Combien sommes-nous qui pouvons dégager des événements qui dominent l’univers et emplissent chaque pays la leçon qu’ils comportent ?
Combien sommes-nous ayant le courage de rompre avec certaines illusions auxquelles nous fûmes longtemps attachés et à regarder en face un présent que nous ne pouvions prévoir au temps de notre jeunesse ?
Combien sommes-nous qui, ayant vu clair, n’hésitent point à proclamer les vérités entrevues ?
Peu, très peu !
En conversations privées, nous avons toutes les audaces et reconnaissons volontiers ce qui est.
En conversations privées seulement.
On dirait que nous avons peur. Peur plus de nous-mêmes que des autres.
Ici, à Défense de l’Homme, nous romprons cet écrasant silence, qui nous déshonorerait à la longue, et livrerons publiquement nos pensées, toutes nos pensées et sur toutes choses — dussent-elles déplaire à certains de nos camarades qui ne commencent qu’à marcher, et en portant des œillères au surplus.
Je me souviens de mes premiers pas dans l’anarchisme, de cette foi que je plaçais en cette masse profonde du peuple, qui portait en elle, m’avaient enseigné mes maîtres, tout le devenir du monde.
Pauvre peuple ! Comme on a pu l’abuser en. trente-cinq ans.
1914 m’avait déjà profondément déçu.
1939 augmenta encore mon pessimisme.
Et, aujourd’hui, il faut que je me dompte pour ne pas désavouer mes frères les ouvriers, mes frères les travailleurs, la multitude des malheureux qui aggravent eux-mêmes leur malheur par leur dévotion à une « idéologie », par leur solidarité à un Parti qui pue le mensonge et sent le crime.
Je crois que je suis prêt à prendre maintenant le contre-pied de tous les mots d’ordre lancés par les staliniens.
Car, lorsqu’ils parlent de Paix, je traduis Guerre. Lorsqu’ils aventurent le mot Liberté, j’entends Dictature. Lorsqu’ils énumèrent des revendications ouvrières, je devine qu’ils ont besoin d’une effervescence politique pour de louches tractations.
Mais je voudrais me tenir aux côtés, toujours, de ceux qui lutteront pour un morceau de pain plus gros, pour un bifteck moins mince, en attendant de trouver la solution idéale, celle de leur bonheur individuel pris dans le bonheur collectif.
Et je me tourne vers les syndicalistes, les vrais, leur demandant de donner au prolétariat français l’organisation syndicale que nous attendons depuis 1914, et dont nous avons un urgent besoin depuis 1944.
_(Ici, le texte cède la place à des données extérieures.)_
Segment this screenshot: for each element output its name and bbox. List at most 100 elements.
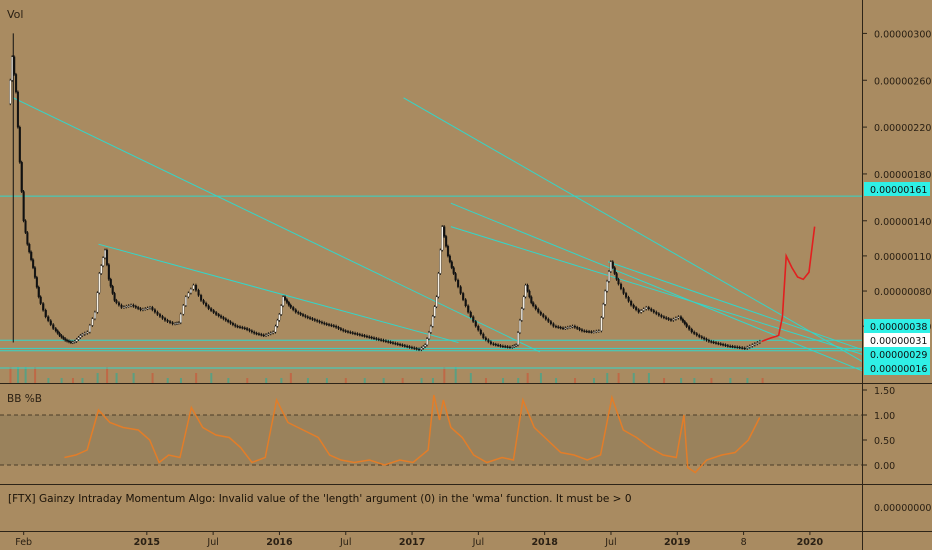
bb-tick-label: 1.50: [874, 386, 895, 397]
candle-body: [47, 316, 50, 321]
candle-body: [28, 244, 31, 253]
candle-body: [410, 347, 414, 349]
volume-bar: [9, 367, 12, 383]
candle-body: [394, 342, 397, 345]
candle-body: [756, 342, 759, 344]
x-tick-label: 2020: [797, 537, 824, 548]
candle-body: [91, 318, 94, 326]
candle-body: [597, 330, 600, 332]
bb-percent-line: [64, 394, 761, 474]
candle-body: [698, 334, 701, 337]
candle-body: [248, 329, 251, 331]
indicator-label: BB %B: [7, 393, 42, 405]
candle-body: [217, 314, 220, 317]
candle-body: [683, 321, 686, 324]
candle-body: [445, 236, 448, 247]
x-tick-label: 8: [741, 537, 747, 548]
candle-body: [347, 331, 350, 333]
candle-body: [559, 327, 562, 329]
volume-bar: [166, 378, 169, 383]
candle-body: [166, 320, 169, 322]
candle-body: [179, 313, 182, 323]
candle-body: [588, 331, 591, 333]
volume-bar: [469, 373, 472, 383]
candle-body: [443, 226, 446, 237]
candle-body: [207, 305, 210, 309]
candle-body: [77, 337, 80, 340]
candle-body: [474, 321, 477, 327]
candle-body: [482, 333, 485, 339]
candle-body: [304, 315, 307, 317]
candle-body: [513, 345, 516, 347]
price-marker-label: 0.00000161: [870, 185, 927, 196]
x-tick-label: Feb: [15, 537, 32, 548]
candle-body: [250, 330, 253, 333]
x-tick-label: Jul: [604, 537, 616, 548]
candle-body: [62, 336, 65, 339]
candle-body: [151, 307, 154, 310]
candle-body: [428, 332, 431, 339]
candle-body: [257, 333, 261, 335]
candle-body: [227, 320, 230, 322]
candle-body: [504, 346, 507, 348]
volume-bar: [401, 378, 404, 383]
trendlines: [0, 97, 863, 372]
candle-body: [375, 338, 378, 340]
candle-body: [600, 317, 603, 331]
candle-body: [679, 316, 683, 320]
candle-body: [113, 293, 116, 301]
candle-body: [677, 316, 680, 319]
candle-body: [15, 74, 18, 93]
price-marker-label: 0.00000031: [870, 336, 927, 347]
candle-body: [285, 299, 289, 303]
candle-body: [583, 330, 586, 332]
trendline: [450, 226, 863, 355]
candle-body: [435, 296, 438, 307]
candle-body: [650, 308, 653, 311]
candle-body: [161, 316, 164, 319]
volume-bar: [246, 378, 249, 383]
candle-body: [469, 311, 472, 317]
candle-body: [396, 343, 399, 345]
candle-body: [501, 345, 504, 348]
candle-body: [431, 316, 434, 327]
candle-body: [665, 317, 668, 319]
candle-body: [544, 316, 547, 320]
candle-body: [272, 331, 275, 334]
candle-body: [448, 255, 451, 262]
candle-body: [746, 347, 749, 349]
candle-body: [102, 257, 105, 266]
candle-body: [58, 333, 61, 336]
candle-body: [79, 335, 82, 338]
candle-body: [66, 340, 69, 342]
volume-bar: [34, 367, 37, 383]
candle-body: [520, 308, 523, 321]
candle-body: [717, 342, 720, 345]
candle-body: [255, 333, 258, 335]
candle-body: [595, 331, 598, 333]
candle-body: [260, 334, 263, 336]
candle-body: [707, 340, 711, 342]
price-tick-label: 0.00000220: [874, 123, 931, 134]
candle-body: [26, 232, 29, 245]
candle-body: [457, 279, 460, 287]
candle-body: [494, 344, 497, 346]
candle-body: [265, 334, 268, 336]
candle-body: [356, 333, 359, 335]
candle-body: [75, 339, 78, 342]
candle-body: [117, 302, 121, 306]
error-message: [FTX] Gainzy Intraday Momentum Algo: Inv…: [8, 493, 632, 505]
price-tick-label: 0.00000140: [874, 217, 931, 228]
candle-body: [685, 323, 688, 327]
candle-body: [592, 331, 595, 333]
candle-body: [743, 347, 746, 350]
candle-body: [403, 345, 406, 347]
candle-body: [382, 340, 385, 342]
candle-body: [96, 292, 99, 313]
candle-body: [144, 308, 147, 310]
candle-body: [522, 296, 525, 309]
candle-body: [539, 311, 542, 315]
candle-body: [137, 307, 140, 309]
candle-body: [220, 315, 223, 318]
S’ils nous écoutaient, s’ils satisfaisaient aux aspirations confuses d’en bas et aux vifs désirs des disciples de Pelloutier si nombreux malgré tout, la grève des mineurs n’aurait pas été vaine. Une C.G.T. puissante, vaillante, naîtrait bientôt. Une C.G.T. sans béquilles, sans harnais. Une C.G.T. apolitique et indépendante.
Nous n’ignorons pas que des syndicalistes y travaillent activement en ce moment ; que des réunions ont lieu et que des congrès sont envisagés pour aboutir à ce résultat.
Puissent-ils réussir, réussir très vite et l’aube de l’année nouvelle voir surgir une organisation syndicale de combat capable d’affronter les dangers qui s’amoncellent.